Uni2TS and FlexTok: Exploiting Safetensors
Uni2TS and FlexTok, designed for time series analysis and image processing respectively, exclusively work with the safetensors format, which is intended to be safe. However, both libraries use Hydra to load configurations from model metadata, enabling RCE. Uni2TS leverages a mechanism in huggingfacehub to decode configurations, while FlexTok uses Python's ast.literaleval() for decoding.
The Impact and Mitigation
As of January 2026, no malicious activity has been detected, but the potential for exploitation remains.

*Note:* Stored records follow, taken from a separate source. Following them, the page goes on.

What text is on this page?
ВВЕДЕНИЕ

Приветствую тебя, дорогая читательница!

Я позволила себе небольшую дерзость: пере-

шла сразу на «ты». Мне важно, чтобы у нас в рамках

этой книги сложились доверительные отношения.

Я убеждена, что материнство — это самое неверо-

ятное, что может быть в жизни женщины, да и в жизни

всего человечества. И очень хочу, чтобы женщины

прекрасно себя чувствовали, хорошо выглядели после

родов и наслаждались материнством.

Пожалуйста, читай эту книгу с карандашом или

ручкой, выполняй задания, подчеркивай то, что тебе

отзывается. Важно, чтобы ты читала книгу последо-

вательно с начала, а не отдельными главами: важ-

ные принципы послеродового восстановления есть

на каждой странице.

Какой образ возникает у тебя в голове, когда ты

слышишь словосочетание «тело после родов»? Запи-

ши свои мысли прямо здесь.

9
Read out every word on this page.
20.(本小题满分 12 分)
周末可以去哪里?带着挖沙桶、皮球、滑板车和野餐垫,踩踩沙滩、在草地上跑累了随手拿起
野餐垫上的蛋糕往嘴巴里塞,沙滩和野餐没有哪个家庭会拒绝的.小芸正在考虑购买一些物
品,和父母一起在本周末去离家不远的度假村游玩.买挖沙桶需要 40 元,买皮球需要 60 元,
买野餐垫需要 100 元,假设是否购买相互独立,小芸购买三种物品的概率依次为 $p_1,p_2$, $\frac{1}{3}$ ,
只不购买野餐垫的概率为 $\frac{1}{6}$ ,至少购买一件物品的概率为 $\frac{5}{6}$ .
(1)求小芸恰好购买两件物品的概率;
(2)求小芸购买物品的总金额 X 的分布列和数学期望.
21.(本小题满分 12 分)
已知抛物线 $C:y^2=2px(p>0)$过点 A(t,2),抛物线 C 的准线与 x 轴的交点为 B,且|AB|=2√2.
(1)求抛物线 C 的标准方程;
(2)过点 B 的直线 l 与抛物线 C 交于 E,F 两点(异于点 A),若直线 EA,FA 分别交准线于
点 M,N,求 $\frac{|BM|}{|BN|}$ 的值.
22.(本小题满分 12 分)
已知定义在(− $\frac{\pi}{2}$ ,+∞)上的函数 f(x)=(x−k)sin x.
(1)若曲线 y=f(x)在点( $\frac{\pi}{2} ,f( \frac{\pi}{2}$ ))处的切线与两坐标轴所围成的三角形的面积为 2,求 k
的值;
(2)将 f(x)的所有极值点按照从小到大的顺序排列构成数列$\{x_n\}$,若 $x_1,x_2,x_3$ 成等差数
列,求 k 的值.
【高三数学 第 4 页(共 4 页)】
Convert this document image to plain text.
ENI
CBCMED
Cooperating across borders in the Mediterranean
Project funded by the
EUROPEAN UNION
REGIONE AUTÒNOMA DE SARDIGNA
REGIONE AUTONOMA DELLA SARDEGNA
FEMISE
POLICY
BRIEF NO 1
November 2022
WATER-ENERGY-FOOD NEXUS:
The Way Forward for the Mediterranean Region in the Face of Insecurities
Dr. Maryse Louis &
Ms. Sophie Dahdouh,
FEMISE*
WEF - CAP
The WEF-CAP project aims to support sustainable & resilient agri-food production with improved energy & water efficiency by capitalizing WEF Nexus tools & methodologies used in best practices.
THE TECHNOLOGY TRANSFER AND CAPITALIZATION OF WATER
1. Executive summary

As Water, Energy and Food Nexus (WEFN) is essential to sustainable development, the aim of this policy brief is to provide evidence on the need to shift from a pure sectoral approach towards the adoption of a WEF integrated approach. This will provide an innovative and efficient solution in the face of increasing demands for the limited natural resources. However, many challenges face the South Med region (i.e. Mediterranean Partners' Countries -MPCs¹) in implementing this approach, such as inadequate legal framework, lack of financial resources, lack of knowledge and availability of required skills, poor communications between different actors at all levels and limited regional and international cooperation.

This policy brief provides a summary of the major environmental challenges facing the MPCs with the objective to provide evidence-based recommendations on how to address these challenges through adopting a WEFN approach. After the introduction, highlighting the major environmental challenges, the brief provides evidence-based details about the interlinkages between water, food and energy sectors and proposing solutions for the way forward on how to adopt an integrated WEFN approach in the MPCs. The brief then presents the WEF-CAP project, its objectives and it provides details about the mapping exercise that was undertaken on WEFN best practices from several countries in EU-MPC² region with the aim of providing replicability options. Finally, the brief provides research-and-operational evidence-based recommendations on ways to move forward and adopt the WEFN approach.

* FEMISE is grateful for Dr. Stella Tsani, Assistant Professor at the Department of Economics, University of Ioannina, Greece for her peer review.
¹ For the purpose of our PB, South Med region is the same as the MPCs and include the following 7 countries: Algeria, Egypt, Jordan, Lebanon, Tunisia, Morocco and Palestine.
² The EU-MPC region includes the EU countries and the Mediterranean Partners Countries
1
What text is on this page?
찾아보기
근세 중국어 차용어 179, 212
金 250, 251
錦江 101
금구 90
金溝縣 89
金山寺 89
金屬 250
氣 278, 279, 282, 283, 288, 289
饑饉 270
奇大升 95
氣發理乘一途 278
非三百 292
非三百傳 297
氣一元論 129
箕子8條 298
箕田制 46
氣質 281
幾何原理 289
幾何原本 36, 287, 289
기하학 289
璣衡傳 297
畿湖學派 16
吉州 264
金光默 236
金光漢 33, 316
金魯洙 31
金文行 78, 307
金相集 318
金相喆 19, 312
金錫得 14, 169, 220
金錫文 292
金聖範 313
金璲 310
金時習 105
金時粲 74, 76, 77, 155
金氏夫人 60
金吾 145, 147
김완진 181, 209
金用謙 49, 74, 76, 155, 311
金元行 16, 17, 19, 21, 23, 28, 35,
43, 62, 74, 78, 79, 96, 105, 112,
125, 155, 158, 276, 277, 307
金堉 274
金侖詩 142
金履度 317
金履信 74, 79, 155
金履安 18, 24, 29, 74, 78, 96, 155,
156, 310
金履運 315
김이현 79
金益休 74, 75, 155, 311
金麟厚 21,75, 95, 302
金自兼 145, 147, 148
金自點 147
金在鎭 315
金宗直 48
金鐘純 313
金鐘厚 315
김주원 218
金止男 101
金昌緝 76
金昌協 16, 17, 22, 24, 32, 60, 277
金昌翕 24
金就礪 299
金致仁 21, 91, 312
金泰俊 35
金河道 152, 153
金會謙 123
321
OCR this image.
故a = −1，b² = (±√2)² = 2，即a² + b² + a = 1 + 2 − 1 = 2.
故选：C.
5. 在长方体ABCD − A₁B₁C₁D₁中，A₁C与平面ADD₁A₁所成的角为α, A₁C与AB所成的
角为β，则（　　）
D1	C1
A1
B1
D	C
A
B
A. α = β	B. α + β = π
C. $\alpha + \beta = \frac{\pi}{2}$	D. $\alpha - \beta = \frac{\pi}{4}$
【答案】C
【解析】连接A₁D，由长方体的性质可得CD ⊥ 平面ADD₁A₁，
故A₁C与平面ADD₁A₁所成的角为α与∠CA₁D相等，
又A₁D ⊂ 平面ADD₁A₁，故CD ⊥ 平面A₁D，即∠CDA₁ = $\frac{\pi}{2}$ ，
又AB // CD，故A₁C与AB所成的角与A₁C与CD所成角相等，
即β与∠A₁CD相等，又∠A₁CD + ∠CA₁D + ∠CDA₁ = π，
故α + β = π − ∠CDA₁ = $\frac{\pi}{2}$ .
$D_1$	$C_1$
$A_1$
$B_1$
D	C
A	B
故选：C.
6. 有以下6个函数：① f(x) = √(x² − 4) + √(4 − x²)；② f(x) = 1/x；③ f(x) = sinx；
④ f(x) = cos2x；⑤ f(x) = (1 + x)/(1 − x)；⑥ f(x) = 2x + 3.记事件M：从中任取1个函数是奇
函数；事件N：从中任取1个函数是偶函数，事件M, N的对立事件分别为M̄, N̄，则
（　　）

Palo Alto Networks offers enhanced protection through Prisma AIRS and Cortex Cloud's Vulnerability Management, identifying vulnerable models and managing base images for cloud environments. The Unit 42 AI Security Assessment further assists organizations in securing AI innovation and governance.
The Ongoing Battle
While newer formats and updates address security issues, they don't make applications impervious to traditional exploits. The attack surface is vast, with numerous libraries and formats in use. Palo Alto Networks remains vigilant, sharing findings with the Cyber Threat Alliance to disrupt malicious cyber actors and protect customers.
The Takeaway
This discovery highlights the importance of comprehensive security assessments in AI/ML development. As AI/ML models become more sophisticated, so do the threats they face. It's crucial to stay vigilant and implement robust security measures to safeguard these powerful technologies.